The Swedish meteorological institute SMHI has issued a Class 1-warning for Stockholm, the lowest on a three-point scale, for Stockholm, Östergötland and Södermanland.
In Jönköping, where the heavy rain hit on Saturday evening, emergency services were kept busy taking care of flooding in basements and garages.
35 millimetres of rain is expected to fall in the Stockholm area on Sunday.
The rain will continue for most of the day.
“It may stop raining sometime in the afternoon in Södermanland, but Stockholm will have to wait until the evening, when the rain area will move north and weaken,” said SMHI’s meteorologist Anna Hagenblad to news agency TT.
The weather forecast for the upcoming week looks varied, with the mercury hitting 20 degrees Celsius in the south, but with lower temperatures in the north of Sweden.

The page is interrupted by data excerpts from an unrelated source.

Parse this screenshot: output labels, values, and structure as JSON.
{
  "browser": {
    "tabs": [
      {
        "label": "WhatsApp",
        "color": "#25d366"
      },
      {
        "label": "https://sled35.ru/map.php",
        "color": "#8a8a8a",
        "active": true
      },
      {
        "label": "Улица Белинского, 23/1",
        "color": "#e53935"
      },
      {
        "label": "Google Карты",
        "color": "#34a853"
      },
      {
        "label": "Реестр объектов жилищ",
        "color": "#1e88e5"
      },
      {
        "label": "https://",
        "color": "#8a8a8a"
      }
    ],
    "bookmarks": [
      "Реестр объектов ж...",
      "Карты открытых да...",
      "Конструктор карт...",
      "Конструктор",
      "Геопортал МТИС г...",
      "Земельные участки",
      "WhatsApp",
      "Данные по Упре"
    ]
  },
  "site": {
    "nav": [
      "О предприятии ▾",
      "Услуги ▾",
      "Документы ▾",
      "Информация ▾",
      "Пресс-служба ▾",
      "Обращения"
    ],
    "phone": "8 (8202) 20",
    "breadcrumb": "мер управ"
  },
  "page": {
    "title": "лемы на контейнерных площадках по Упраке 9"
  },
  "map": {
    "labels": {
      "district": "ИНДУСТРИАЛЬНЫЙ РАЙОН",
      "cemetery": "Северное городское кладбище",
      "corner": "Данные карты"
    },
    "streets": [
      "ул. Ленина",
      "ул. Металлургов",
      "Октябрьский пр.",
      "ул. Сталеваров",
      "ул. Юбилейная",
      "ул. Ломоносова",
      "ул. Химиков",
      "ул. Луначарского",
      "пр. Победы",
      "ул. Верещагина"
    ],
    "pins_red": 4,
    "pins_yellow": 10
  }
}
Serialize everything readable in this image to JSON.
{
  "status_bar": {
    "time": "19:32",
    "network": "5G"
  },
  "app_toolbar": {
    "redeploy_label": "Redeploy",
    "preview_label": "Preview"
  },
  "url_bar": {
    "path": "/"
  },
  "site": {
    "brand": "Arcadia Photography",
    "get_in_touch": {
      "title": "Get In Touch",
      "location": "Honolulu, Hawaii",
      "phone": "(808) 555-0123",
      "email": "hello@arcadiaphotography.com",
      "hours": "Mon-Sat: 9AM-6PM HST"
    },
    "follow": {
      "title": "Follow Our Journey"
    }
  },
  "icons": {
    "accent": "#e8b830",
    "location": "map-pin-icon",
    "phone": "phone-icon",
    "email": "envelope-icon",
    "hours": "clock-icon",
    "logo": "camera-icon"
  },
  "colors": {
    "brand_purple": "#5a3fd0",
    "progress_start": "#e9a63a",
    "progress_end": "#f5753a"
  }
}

As for Midsummer’s Eve on Friday, those planning to celebrate outdoors may be in for a stroke of luck:
“Midsummer is looking pretty good right now. It’s in a gap between two low-pressure areas, so it probably won’t rain,” said Hagenblad.
“It looks to be partly cloudy with temperatures of up to 20 degrees in the whole country,” she told TT, warning that the joy may be short-lived, as it appears as though Midsummer’s Day may bring more foul weather.